Mesa redonda Literaturas peninsulares convidadas
Jorge Marmelo
 
 
 

A nova geração de narradores portugueses

Estar aqui, neste encontro de escritores novos, a representar a jovem literatura portuguesa é uma missão com algumas dificuldades. Antes de mais, não sei se sou um digno representante de tal geração, sobre a qual sempre se podem erguer questões relativamente às balizas cronológicas e etárias que a enquadram. Por outro lado, se há algo que caracteriza o grupo dos escritores portugueses mais novos, essa marca será, precisamente, a falta de uma consciência de grupo e a quase total ausência de marcas que torne possível aglutiná-los num movimento geracional. Aliás, existe ainda um grupo de escritores que começaram a publicar ainda na década de oitenta (que abarca nomes como os de Inês Pedrosa, Rui Zink, Miguel Esteves Cardoso, Francisco Duarte Mangas e José Riço Direitinho), os quais eram ainda assim designados quando comecei eu a publicar. Todavia, essa referência geracional a seu respeito começa hoje a ser esquecida - o que tem, pelo menos, a vantagem de demonstrar que os jovens escritores são biodegradáveis.

Assim, e deixando de lado as questões que nos levariam a um debate interminável, importa sobretudo dizer que a ficção portuguesa feita por escritores mais jovens vive hoje um momento particularmente interessante, seja em termos de quantidade, seja ao nível da qualidade. Há actualmente um grande apetite das editoras por esta carne fresca e tenra da literatura, motivo pelo qual se tornou fácil editar primeiras obras em Portugal. Este fenómeno traduziu-se num autêntico "boom", uma tal explosão de novos autores que, inclusivé, torna difícil acompanhar convenientemente o seu trabalho. A maior torrente é, todavia, a que está ligada à chamada literatura "light", a qual prima pela ligeireza e por um certo costumismo urbano e superficial. É, todavia, entre estes autores que é possível encontrar mais facilmente algo que se assemelhe aos traços de um movimento literário, embora, também neste caso, o fenómeno resulte mais de uma coincidência do que de uma organização deliberada.

Não é, contudo, esta a jovem literatura portuguesa que me interessa abordar, mas antes aquela que é praticada por nomes como Pedro Rosa Mendes (cuja primeira obra venceu o mais importante prémio nacional, o da Associação Portuguesa de Escritores, estando já traduzida em cerca de vinte países), José Luís Peixoto (vencedor da última edição do Prémio José Saramago), Possidónio Cachapa ou Mafalda Ivo Cruz.

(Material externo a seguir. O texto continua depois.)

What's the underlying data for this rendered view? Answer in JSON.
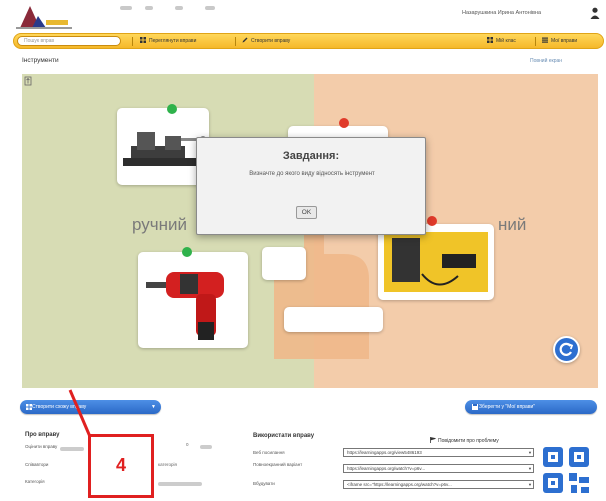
{
  "header": {
    "user_name": "Назарушкина Ирина Антонівна",
    "user_icon": "user-icon"
  },
  "toolbar": {
    "search_placeholder": "Пошук вправ",
    "nav_items": [
      {
        "label": "Переглянути вправи",
        "icon": "grid-icon"
      },
      {
        "label": "Створити вправу",
        "icon": "pencil-icon"
      },
      {
        "label": "Мій клас",
        "icon": "grid-icon"
      },
      {
        "label": "Мої вправи",
        "icon": "list-icon"
      }
    ]
  },
  "page": {
    "title": "Інструменти",
    "fullscreen_link": "Повний екран"
  },
  "game": {
    "left_label": "ручний",
    "right_label": "ний",
    "dot_colors": {
      "green": "#2fb24b",
      "red": "#e03a2a"
    }
  },
  "dialog": {
    "title": "Завдання:",
    "text": "Визначте до якого виду відносять інструмент",
    "ok_label": "OK"
  },
  "actions": {
    "create_label": "Створити схожу вправу",
    "save_label": "Зберегти у \"Мої вправи\""
  },
  "about": {
    "title": "Про вправу",
    "rows": [
      "Оцінити вправу",
      "Співавтори",
      "Категорія"
    ],
    "rating_value": "0",
    "extra_label": "категорія"
  },
  "usage": {
    "title": "Використати вправу",
    "link_label": "Веб посилання",
    "embed_label": "Повноекранний варіант",
    "code_label": "Вбудувати",
    "problem_label": "Повідомити про проблему",
    "urls": [
      "https://learningapps.org/view5486193",
      "https://learningapps.org/watch?v=p6v...",
      "<iframe src=\"https://learningapps.org/watch?v=p6v..."
    ]
  },
  "annotation": {
    "number": "4",
    "color": "#e02020"
  }
}
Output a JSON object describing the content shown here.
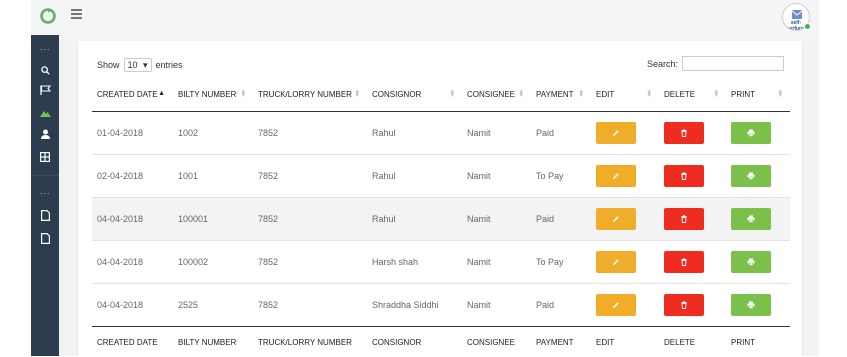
{
  "header": {
    "avatar_text": "self-serfund"
  },
  "sidebar": {
    "items": [
      {
        "icon": "dots-icon"
      },
      {
        "icon": "search-icon"
      },
      {
        "icon": "flag-icon"
      },
      {
        "icon": "mountain-icon"
      },
      {
        "icon": "user-icon"
      },
      {
        "icon": "plus-square-icon"
      },
      {
        "icon": "dots-icon"
      },
      {
        "icon": "file-icon"
      },
      {
        "icon": "file-icon"
      }
    ]
  },
  "toolbar": {
    "show_label": "Show",
    "entries_value": "10",
    "entries_label": "entries",
    "search_label": "Search:",
    "search_value": ""
  },
  "table": {
    "columns": [
      "CREATED DATE",
      "BILTY NUMBER",
      "TRUCK/LORRY NUMBER",
      "CONSIGNOR",
      "CONSIGNEE",
      "PAYMENT",
      "EDIT",
      "DELETE",
      "PRINT"
    ],
    "rows": [
      {
        "created_date": "01-04-2018",
        "bilty_number": "1002",
        "truck_number": "7852",
        "consignor": "Rahul",
        "consignee": "Namit",
        "payment": "Paid"
      },
      {
        "created_date": "02-04-2018",
        "bilty_number": "1001",
        "truck_number": "7852",
        "consignor": "Rahul",
        "consignee": "Namit",
        "payment": "To Pay"
      },
      {
        "created_date": "04-04-2018",
        "bilty_number": "100001",
        "truck_number": "7852",
        "consignor": "Rahul",
        "consignee": "Namit",
        "payment": "Paid"
      },
      {
        "created_date": "04-04-2018",
        "bilty_number": "100002",
        "truck_number": "7852",
        "consignor": "Harsh shah",
        "consignee": "Namit",
        "payment": "To Pay"
      },
      {
        "created_date": "04-04-2018",
        "bilty_number": "2525",
        "truck_number": "7852",
        "consignor": "Shraddha Siddhi",
        "consignee": "Namit",
        "payment": "Paid"
      }
    ]
  },
  "colors": {
    "sidebar": "#2b3d4f",
    "edit": "#f0ad2a",
    "delete": "#ee2c20",
    "print": "#7bc04a"
  }
}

O aturado trabalho ao nível do texto, a prosa impregnada pela poesia, o carácter experimental e a busca da originalidade serão, se as houver, as principais marcas do trabalho destes escritores. Todavia, creio que lhes poderemos encontrar outros traços comuns, como seja, nomeadamente, a percepção da literatura enquanto espaço de efabulação, possibilidade de viver outras vidas através da escrita. Foi o que eu fiz em livros como "O Homem Que Julgou Morrer de Amor", cuja acção decorre na Grécia clássica, "Portugués, Guapo y Matador", no qual me permiti ser um assassino a soldo que viaja de Portugal a Berlim, com passagens pela Galiza e por Barcelona, "Nome de Tango" (que engendra uma colónia argentina imaginária em Portugal, marcada pela tradição cultural do tango) ou "Sertão Dourado", na qual pude viver a saga da emigração portuguesa para o Brasil no início do século XX. Mas é também o que faz o Pedro Rosa Mendes (os seus dois primeiros livros respiram África por todos os poros), o Possidónio Cachapa, que transporta o herói pornográfico da sua "Materna Doçura" para Paris, ou o José Luís Peixoto, que paira sobre um ambiente geográfico quase intangível, onírico, para tratar dos grandes temas que sempre preocuparam os escritores.

Parece-me que esta abordagem pode ser lida de duas formas distintas. Se, por um lado, esta migração literária constitui uma forma de enriquecimento - um pouco à imagem das nossas caravelas, que foram à descoberta de novos mundos e regressaram à Europa trazendo um pouco da cultura dos povos colonizados -, assumindo aquela que poderá ser, a meu ver, a grande vocação da literatura portuguesa, assumindo-se como plataforma de confluência de culturas -, esta fuga aos temas portugueses é, de igual modo, uma forma de exílio espiritual. Portugal é hoje um país triste, deprimido e sem perspectivas ou desígnios - e parece que também nós, os escritores, o sentimos na pele, dando a este facto uma leitura cultural.